2) Le regard de l’enseignant : L’expressivité du regard a un impact important sur la communication relationnelle dans l’acte éducatif et ainsi sur le comportement des élèves (Blin & Gallais, 2001). Il est primordial d’être à l’aise devant une classe (Rey, 2012). L’enseignant doit regarder ses élèves de manière communicative, attentive et vivante. Le regard que l’enseignant pose sur l’élève l’invite à s’affirmer et va l’aider à s’exprimer plus librement. Ce regard signifie « tu existes et je m’intéresse à toi », une relation s’établit (Blin & Gallais, 2001). En d’autres termes, il s’agit de toujours utiliser son regard de manière à ce que celui-ci soit fixe et non fuyant. Selon Richoz (2009) : « Le regard est un des meilleurs « outils » pour s’imposer par sa présence et entrer en relation avec les élèves. C’est l’un des premiers à utiliser quand on se trouve face à une classe difficile. L’enseignant regarde la classe pour communiquer et il est constamment sous le regard des élèves. Il doit apprendre à supporter tous ces yeux qui le dévisagent, scrutent son habillement et ses moindres réactions ». (p. 339). Selon Richoz (2009), l’erreur à ne pas commettre est de balayer de manière anonyme ou de rester le regard perdu dans le fond lointain de la classe. Il faut regarder les élèves droit dans les yeux, de manière individuelle, en veillant à poser sans regard sur tous les élèves, et ainsi les surprendre et les habituer à pouvoir bénéficier à tout moment d’un instant de communication sélective privilégiée.
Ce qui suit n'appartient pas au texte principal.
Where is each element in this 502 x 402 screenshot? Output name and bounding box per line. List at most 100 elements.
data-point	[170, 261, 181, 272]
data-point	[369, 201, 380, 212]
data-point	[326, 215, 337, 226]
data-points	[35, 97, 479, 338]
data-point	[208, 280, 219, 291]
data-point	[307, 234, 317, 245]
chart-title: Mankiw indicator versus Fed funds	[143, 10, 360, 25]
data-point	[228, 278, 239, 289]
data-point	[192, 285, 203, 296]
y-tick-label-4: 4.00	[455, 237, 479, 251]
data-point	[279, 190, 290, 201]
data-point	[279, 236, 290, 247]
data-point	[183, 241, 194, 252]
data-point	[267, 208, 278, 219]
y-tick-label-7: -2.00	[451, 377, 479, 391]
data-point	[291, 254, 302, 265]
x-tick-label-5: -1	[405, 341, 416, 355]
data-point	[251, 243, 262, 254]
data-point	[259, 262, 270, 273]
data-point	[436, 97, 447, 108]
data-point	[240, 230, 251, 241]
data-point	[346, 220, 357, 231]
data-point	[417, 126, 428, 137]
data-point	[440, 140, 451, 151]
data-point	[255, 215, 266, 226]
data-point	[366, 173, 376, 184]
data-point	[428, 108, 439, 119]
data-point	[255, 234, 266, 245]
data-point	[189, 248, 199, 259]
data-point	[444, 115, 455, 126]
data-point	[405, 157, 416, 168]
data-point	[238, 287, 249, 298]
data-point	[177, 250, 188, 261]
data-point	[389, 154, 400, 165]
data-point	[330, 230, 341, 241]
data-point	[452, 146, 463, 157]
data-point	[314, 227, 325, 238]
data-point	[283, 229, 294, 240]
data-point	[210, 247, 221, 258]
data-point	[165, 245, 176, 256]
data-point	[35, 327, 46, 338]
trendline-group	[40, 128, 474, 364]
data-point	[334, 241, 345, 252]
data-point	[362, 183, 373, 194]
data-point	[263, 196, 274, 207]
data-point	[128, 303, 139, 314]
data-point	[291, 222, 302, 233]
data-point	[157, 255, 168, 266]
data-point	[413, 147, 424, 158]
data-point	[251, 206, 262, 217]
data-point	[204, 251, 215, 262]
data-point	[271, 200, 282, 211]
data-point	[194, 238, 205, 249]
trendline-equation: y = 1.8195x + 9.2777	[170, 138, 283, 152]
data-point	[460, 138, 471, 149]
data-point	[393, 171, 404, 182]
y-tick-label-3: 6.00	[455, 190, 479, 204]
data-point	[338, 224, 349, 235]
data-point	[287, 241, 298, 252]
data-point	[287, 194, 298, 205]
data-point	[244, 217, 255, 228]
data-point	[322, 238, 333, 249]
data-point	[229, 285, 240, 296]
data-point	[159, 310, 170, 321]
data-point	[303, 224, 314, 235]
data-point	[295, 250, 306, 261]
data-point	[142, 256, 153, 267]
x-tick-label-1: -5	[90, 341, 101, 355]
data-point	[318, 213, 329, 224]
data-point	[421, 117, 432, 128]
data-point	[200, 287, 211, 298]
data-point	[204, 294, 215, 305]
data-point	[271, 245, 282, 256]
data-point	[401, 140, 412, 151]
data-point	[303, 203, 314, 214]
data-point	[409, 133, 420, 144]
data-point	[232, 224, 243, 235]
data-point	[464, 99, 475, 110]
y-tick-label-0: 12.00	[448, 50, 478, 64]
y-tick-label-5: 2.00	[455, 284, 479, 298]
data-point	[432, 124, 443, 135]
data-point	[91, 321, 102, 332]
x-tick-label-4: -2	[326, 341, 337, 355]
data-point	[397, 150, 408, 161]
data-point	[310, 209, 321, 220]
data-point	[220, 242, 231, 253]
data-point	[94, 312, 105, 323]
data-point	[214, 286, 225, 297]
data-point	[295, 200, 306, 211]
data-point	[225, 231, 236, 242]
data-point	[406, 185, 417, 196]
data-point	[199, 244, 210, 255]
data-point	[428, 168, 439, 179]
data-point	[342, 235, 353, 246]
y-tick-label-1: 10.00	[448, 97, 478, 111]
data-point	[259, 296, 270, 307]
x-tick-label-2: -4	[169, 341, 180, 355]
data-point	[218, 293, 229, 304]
3) L’art de parler Pour se faire respecter, l’enseignant doit réussir à capter l’attention de ses élèves et donc parvenir à se faire écouter. « La voix est à la fois l’outil privilégié de communication de l’enseignant et un organe qui révèle d’une manière très intime sa présence aux élèves » (Richoz, 2009, p. 343). Il y a beaucoup de paramètres qui entrent en jeu pour une utilisation optimale de sa voix, comme l’intensité, la hauteur, l’intonation ou encore le débit. Il est aussi important de parler distinctement et d’articuler. Concernant l’intensité, Rey (2012) conseille de « démarrer avec un volume modéré. Si le bruit de fond augmente, il peut être utile d’abaisser brutalement le volume de la voix : le public a alors tendance à réduire les bruits parasites afin de continuer à entendre. » (p. 82). L’art de parler se travaille et s’apprend avec le temps et l’expérience.